Isso reforça as evidências que mostram que o réu 1 estava por trás da liberação dos bens, tanto os da quarta acusação quanto os responsáveis nº 5.
Os bens acabaram chegando ao Réu 4 e à OPCI, e parece que isso não estava em disputa real. Após receber as faturas do fornecedor em relação às duas cobranças, em oposição às faturas da OPCI emitidas por ele, o réu 4 foi obrigado a admitir que as mercadorias foram recebidas em sua posse e que as ofereceu para venda, a preços reduzidos.
O réu 4 registrou faturas fictícias (P/471 e P/472) nos livros da OPCI com o objetivo de criar uma referência para a compra dos bens recebidos fraudulentamente e, como declarado, ele os vendeu a preços tão baixos quanto 40% do preço dos bens, segundo a conta real do fornecedor.
Não há dúvida para mim de que o réu 4 não comprou os bens da forma comercial usual, mas sabia muito bem que os bens foram recebidos fraudulentamente ou obtidos por meio de um crime.
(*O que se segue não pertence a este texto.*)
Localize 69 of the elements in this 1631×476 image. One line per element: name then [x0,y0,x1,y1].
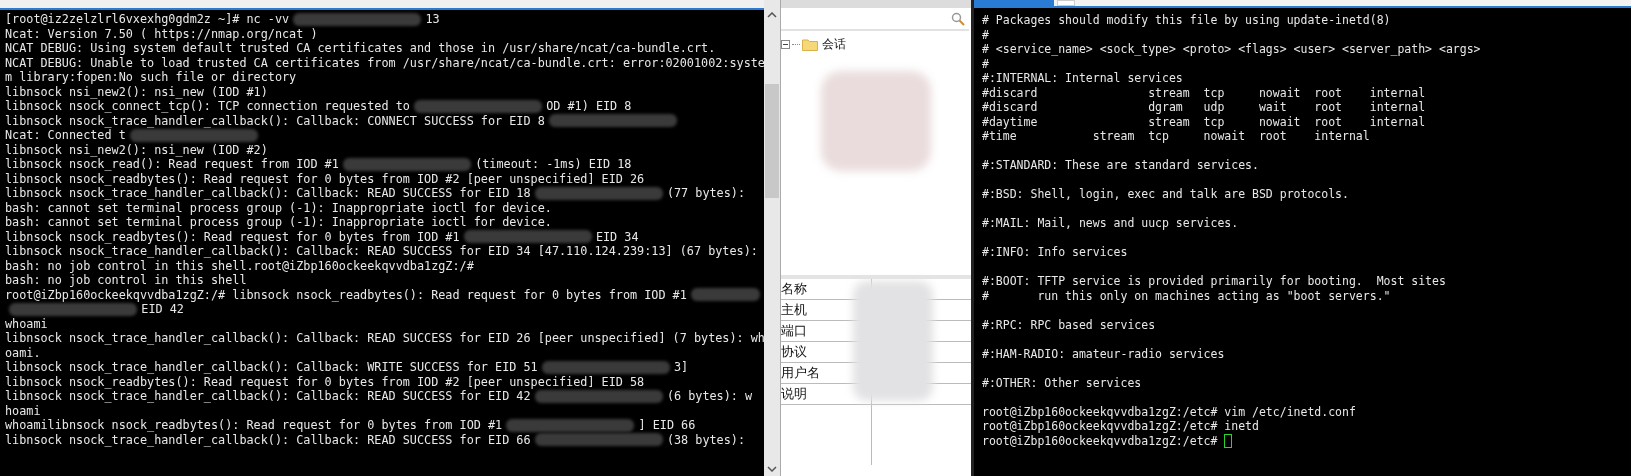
terminal-line: (38 bytes): [666,432,746,447]
terminal-line: ] EID 66 [638,418,696,433]
terminal-line: #:HAM-RADIO: amateur-radio services [982,346,1225,361]
terminal-line: Ncat: Connected t [5,128,126,143]
terminal-line: #:INFO: Info services [982,245,1128,260]
terminal-line: libnsock nsock_readbytes(): Read request for 0 bytes from IOD #2 [peer unspecified] EID 58 [5,374,645,389]
terminal-line: OD #1) EID 8 [546,99,632,114]
terminal-line: libnsock nsock_trace_handler_callback(): Callback: READ SUCCESS for EID 66 [5,432,531,447]
terminal-line: oami. [5,345,41,360]
terminal-line: #:BSD: Shell, login, exec and talk are BSD protocols. [982,187,1349,202]
terminal-line: libnsock nsock_trace_handler_callback(): Callback: WRITE SUCCESS for EID 51 [5,360,538,375]
terminal-line: bash: cannot set terminal process group (-1): Inappropriate ioctl for device. [5,200,552,215]
terminal-line: EID 34 [595,229,639,244]
terminal-line: [root@iz2zelzlrl6vxexhg0gdm2z ~]# nc -vv [5,12,290,27]
terminal-line: Ncat: Version 7.50 ( https://nmap.org/ncat ) [5,26,318,41]
terminal-line: bash: no job control in this shell [5,273,247,288]
terminal-line: root@iZbp160ockeekqvvdba1zgZ:/etc# vim /etc/inetd.conf [982,404,1356,419]
terminal-line: #:MAIL: Mail, news and uucp services. [982,216,1239,231]
terminal-line: libnsock nsock_trace_handler_callback(): Callback: READ SUCCESS for EID 26 [peer unspecified] (7 bytes): wh [5,331,765,346]
terminal-line: root@iZbp160ockeekqvvdba1zgZ:/etc# inetd [982,419,1259,434]
terminal-line: #:STANDARD: These are standard services. [982,158,1259,173]
search-icon [951,12,965,26]
terminal-line: libnsock nsi_new2(): nsi_new (IOD #1) [5,84,268,99]
terminal-line: bash: no job control in this shell.root@iZbp160ockeekqvvdba1zgZ:/# [5,258,474,273]
terminal-line: libnsock nsock_trace_handler_callback(): Callback: READ SUCCESS for EID 42 [5,389,531,404]
terminal-line: (6 bytes): w [666,389,753,404]
terminal-line: libnsock nsock_connect_tcp(): TCP connection requested to [5,99,410,114]
terminal-line: #daytime stream tcp nowait root internal [982,114,1426,129]
terminal-line: root@iZbp160ockeekqvvdba1zgZ:/etc# [982,433,1218,448]
terminal-line: # [982,27,989,42]
terminal-line: #:RPC: RPC based services [982,317,1156,332]
terminal-line: libnsock nsock_readbytes(): Read request for 0 bytes from IOD #1 [5,229,460,244]
terminal-line: # run this only on machines acting as "boot servers." [982,288,1391,303]
collapse-icon[interactable] [781,39,790,49]
terminal-line: NCAT DEBUG: Unable to load trusted CA certificates from /usr/share/ncat/ca-bundle.crt: error:02001002:syste [5,55,765,70]
terminal-line: m library:fopen:No such file or directory [5,70,297,85]
terminal-line: libnsock nsock_trace_handler_callback(): Callback: CONNECT SUCCESS for EID 8 [5,113,545,128]
terminal-line: #discard stream tcp nowait root internal [982,85,1426,100]
terminal-line: 13 [425,12,440,27]
terminal-line: NCAT DEBUG: Using system default trusted CA certificates and those in /usr/share/ncat/ca-bundle.crt. [5,41,716,56]
terminal-line: #:INTERNAL: Internal services [982,71,1183,86]
terminal-line: libnsock nsock_trace_handler_callback(): Callback: READ SUCCESS for EID 18 [5,186,531,201]
terminal-line: whoami [5,316,48,331]
terminal-line: # [982,56,989,71]
scrollbar[interactable] [764,0,781,476]
terminal-line: libnsock nsock_read(): Read request from IOD #1 [5,157,339,172]
terminal-line: hoami [5,403,41,418]
terminal-line: #:OTHER: Other services [982,375,1142,390]
terminal-line: bash: cannot set terminal process group (-1): Inappropriate ioctl for device. [5,215,552,230]
terminal-line: (77 bytes): [666,186,746,201]
terminal-line: root@iZbp160ockeekqvvdba1zgZ:/# libnsock nsock_readbytes(): Read request for 0 bytes from IOD #1 [5,287,687,302]
terminal-line: # <service_name> <sock_type> <proto> <flags> <user> <server_path> <args> [982,42,1481,57]
terminal-line: #time stream tcp nowait root internal [982,129,1370,144]
terminal-line: 3] [674,360,689,375]
terminal-line: (timeout: -1ms) EID 18 [475,157,632,172]
terminal-line: #:BOOT: TFTP service is provided primarily for booting. Most sites [982,274,1446,289]
scrollbar-thumb[interactable] [765,84,779,198]
terminal-line: # Packages should modify this file by using update-inetd(8) [982,13,1391,28]
terminal-line: libnsock nsock_readbytes(): Read request for 0 bytes from IOD #2 [peer unspecified] EID 26 [5,171,645,186]
folder-icon [802,37,818,51]
terminal-line: EID 42 [141,302,184,317]
tab[interactable] [974,0,1054,6]
terminal-line: #discard dgram udp wait root internal [982,100,1426,115]
terminal-line: whoamilibnsock nsock_readbytes(): Read request for 0 bytes from IOD #1 [5,418,503,433]
terminal-line: libnsock nsi_new2(): nsi_new (IOD #2) [5,142,268,157]
tab[interactable] [1057,0,1075,6]
terminal-line: libnsock nsock_trace_handler_callback(): Callback: READ SUCCESS for EID 34 [47.110.124.239:13] (67 bytes): [5,244,758,259]
tree-item[interactable]: 会话 [781,35,971,53]
redaction-smudge [691,288,760,302]
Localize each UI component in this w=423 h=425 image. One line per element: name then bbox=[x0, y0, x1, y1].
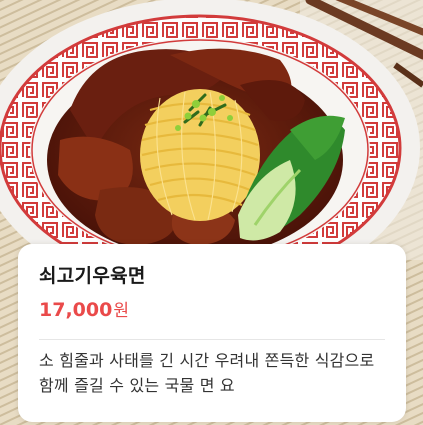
price-amount: 17,000 bbox=[39, 299, 113, 321]
menu-info-card[interactable]: 쇠고기우육면 17,000원 소 힘줄과 사태를 긴 시간 우려내 쫀득한 식감… bbox=[18, 244, 406, 422]
price: 17,000원 bbox=[39, 296, 129, 321]
menu-description: 소 힘줄과 사태를 긴 시간 우려내 쫀득한 식감으로 함께 즐길 수 있는 국… bbox=[39, 351, 375, 395]
menu-title: 쇠고기우육면 bbox=[39, 265, 146, 287]
divider bbox=[39, 339, 385, 340]
price-currency: 원 bbox=[113, 301, 129, 321]
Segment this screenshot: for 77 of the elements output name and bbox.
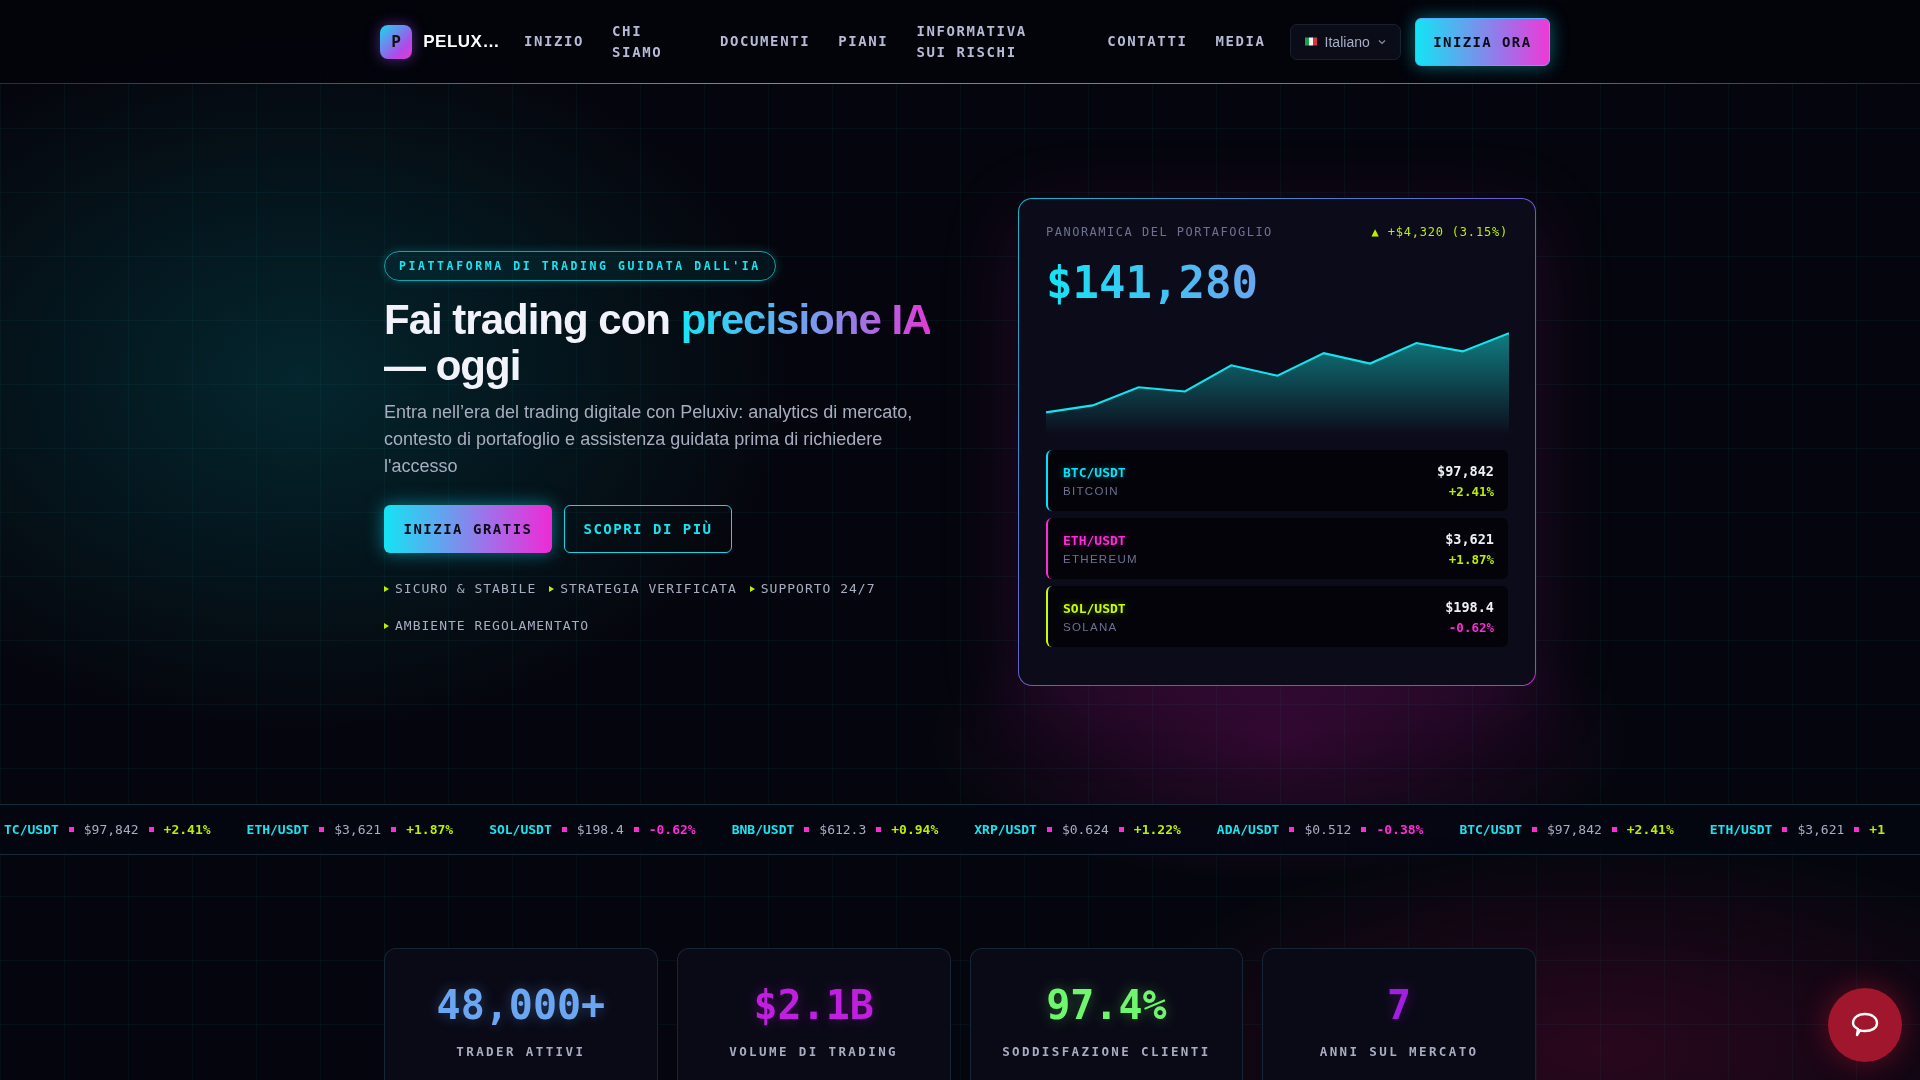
ticker-change: +2.41% (1626, 822, 1674, 837)
ticker-change: +1.22% (1133, 822, 1181, 837)
stat-label: SODDISFAZIONE CLIENTI (1002, 1044, 1211, 1059)
nav-link[interactable]: INFORMATIVA SUI RISCHI (916, 20, 1044, 63)
learn-more-button[interactable]: SCOPRI DI PIÙ (564, 505, 732, 553)
ticker-price: $198.4 (576, 822, 624, 837)
ticker-price: $612.3 (819, 822, 867, 837)
portfolio-title: PANORAMICA DEL PORTAFOGLIO (1046, 225, 1273, 239)
ticker-price: $3,621 (1797, 822, 1845, 837)
pair-label: BTC/USDT (1063, 464, 1126, 480)
ticker-pair: BTC/USDT (1459, 822, 1522, 837)
stat-value: 7 (1387, 982, 1412, 1028)
asset-name: ETHEREUM (1063, 552, 1138, 565)
nav-link[interactable]: CHI SIAMO (612, 20, 664, 63)
ticker-pair: SOL/USDT (489, 822, 552, 837)
ticker-pair: ETH/USDT (246, 822, 310, 837)
language-selector[interactable]: Italiano (1289, 23, 1401, 60)
ticker-change: +1.87% (406, 822, 454, 837)
logo-icon[interactable]: P (380, 24, 413, 59)
asset-name: SOLANA (1063, 620, 1119, 633)
ticker-pair: ADA/USDT (1216, 822, 1280, 837)
stat-value: 97.4% (1046, 982, 1167, 1028)
stat-label: TRADER ATTIVI (456, 1044, 586, 1059)
ticker-pair: TC/USDT (4, 822, 59, 837)
bullet-icon (384, 622, 389, 629)
ticker-pair: ETH/USDT (1709, 822, 1773, 837)
asset-price: $97,842 (1437, 462, 1494, 479)
asset-row[interactable]: BTC/USDT BITCOIN $97,842 +2.41% (1046, 450, 1508, 511)
ticker-change: -0.38% (1376, 822, 1424, 837)
tagline-badge: PIATTAFORMA DI TRADING GUIDATA DALL'IA (384, 251, 776, 281)
ticker-price: $97,842 (1547, 822, 1602, 837)
ticker-change: +1 (1869, 822, 1885, 837)
stat-value: $2.1B (753, 982, 874, 1028)
hero-heading: Fai trading con precisione IA — oggi (384, 297, 931, 389)
asset-change: +2.41% (1448, 483, 1494, 499)
asset-price: $198.4 (1445, 598, 1494, 615)
ticker-price: $0.512 (1304, 822, 1352, 837)
asset-name: BITCOIN (1063, 484, 1120, 497)
hero-description: Entra nell’era del trading digitale con Peluxiv: analytics di mercato, contesto di portafoglio e assistenza guidata prima di richiedere l'accesso (384, 401, 914, 478)
stat-label: ANNI SUL MERCATO (1319, 1044, 1479, 1059)
asset-change: +1.87% (1448, 551, 1494, 567)
asset-row[interactable]: SOL/USDT SOLANA $198.4 -0.62% (1046, 586, 1508, 647)
nav-link[interactable]: CONTATTI (1107, 31, 1188, 52)
chevron-icon (1377, 38, 1386, 45)
nav-link[interactable]: PIANI (838, 31, 889, 52)
ticker-pair: BNB/USDT (731, 822, 795, 837)
chat-button[interactable] (1828, 988, 1902, 1062)
flag-icon (1304, 37, 1317, 46)
start-button[interactable]: INIZIA ORA (1414, 17, 1550, 66)
ticker-pair: XRP/USDT (974, 822, 1037, 837)
stat-value: 48,000+ (436, 982, 606, 1028)
ticker-price: $97,842 (83, 822, 139, 837)
feature-label: AMBIENTE REGOLAMENTATO (395, 618, 590, 633)
pair-label: ETH/USDT (1063, 532, 1127, 548)
start-free-button[interactable]: INIZIA GRATIS (384, 505, 552, 553)
ticker-price: $3,621 (334, 822, 382, 837)
feature-label: STRATEGIA VERIFICATA (560, 581, 737, 596)
asset-price: $3,621 (1445, 530, 1494, 547)
feature-label: SUPPORTO 24/7 (760, 581, 876, 596)
pair-label: SOL/USDT (1063, 600, 1126, 616)
portfolio-change: ▲ +$4,320 (3.15%) (1371, 225, 1508, 239)
brand-name[interactable]: PELUX… (423, 31, 500, 52)
nav-link[interactable]: DOCUMENTI (719, 31, 811, 52)
ticker-change: +2.41% (163, 822, 211, 837)
bullet-icon (384, 585, 389, 592)
ticker-change: +0.94% (891, 822, 939, 837)
feature-label: SICURO & STABILE (395, 581, 537, 596)
bullet-icon (749, 585, 755, 592)
nav-link[interactable]: INIZIO (523, 31, 585, 52)
ticker-change: -0.62% (648, 822, 696, 837)
nav-link[interactable]: MEDIA (1215, 31, 1266, 52)
stat-label: VOLUME DI TRADING (729, 1044, 898, 1059)
ticker-price: $0.624 (1061, 822, 1109, 837)
bullet-icon (549, 585, 555, 592)
asset-change: -0.62% (1448, 619, 1494, 635)
chat-icon (1850, 1011, 1880, 1039)
asset-row[interactable]: ETH/USDT ETHEREUM $3,621 +1.87% (1046, 518, 1508, 579)
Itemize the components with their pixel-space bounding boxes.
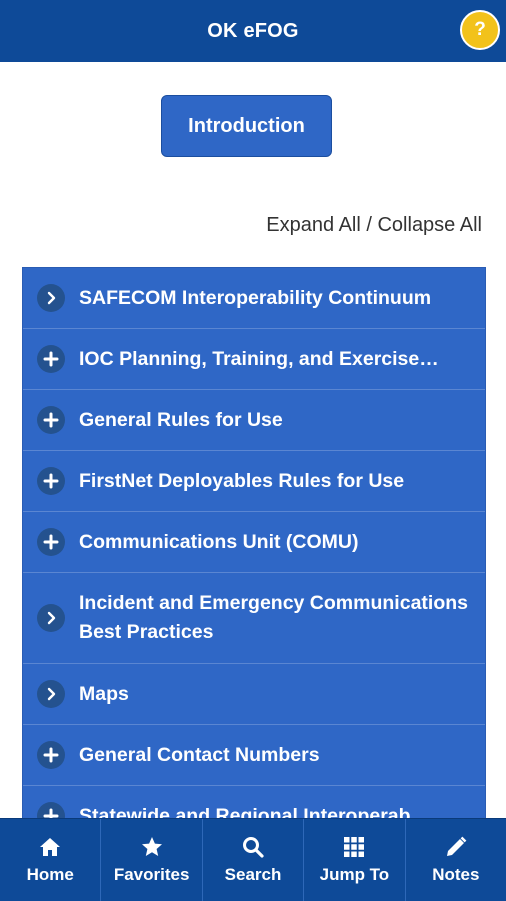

Se o réu 4 acreditasse que essa era uma compra legítima dos bens, que acabavam constituindo parte do estoque comercial da OPCI, não haveria necessidade de preparar faturas fictícias, e certamente não haveria espaço para vender os bens, em uma espécie de venda de liquidação. As provas mostram que o réu sabia que os bens foram obtidos de forma criminal e, portanto, cometeu o crime de receber bens obtidos em um crime, conforme o artigo 411 da Lei Penal.
Esse crime exige que o autor tenha consciência de que os bens foram obtidos por meio da prática de um crime que é crime, e não há dúvida em minha opinião de que o réu 4 estava ciente de que os bens que chegaram a sua posse foram obtidos de forma criminosa que constitui crime (como: recebimento fraudulento de algo em circunstâncias agravadas).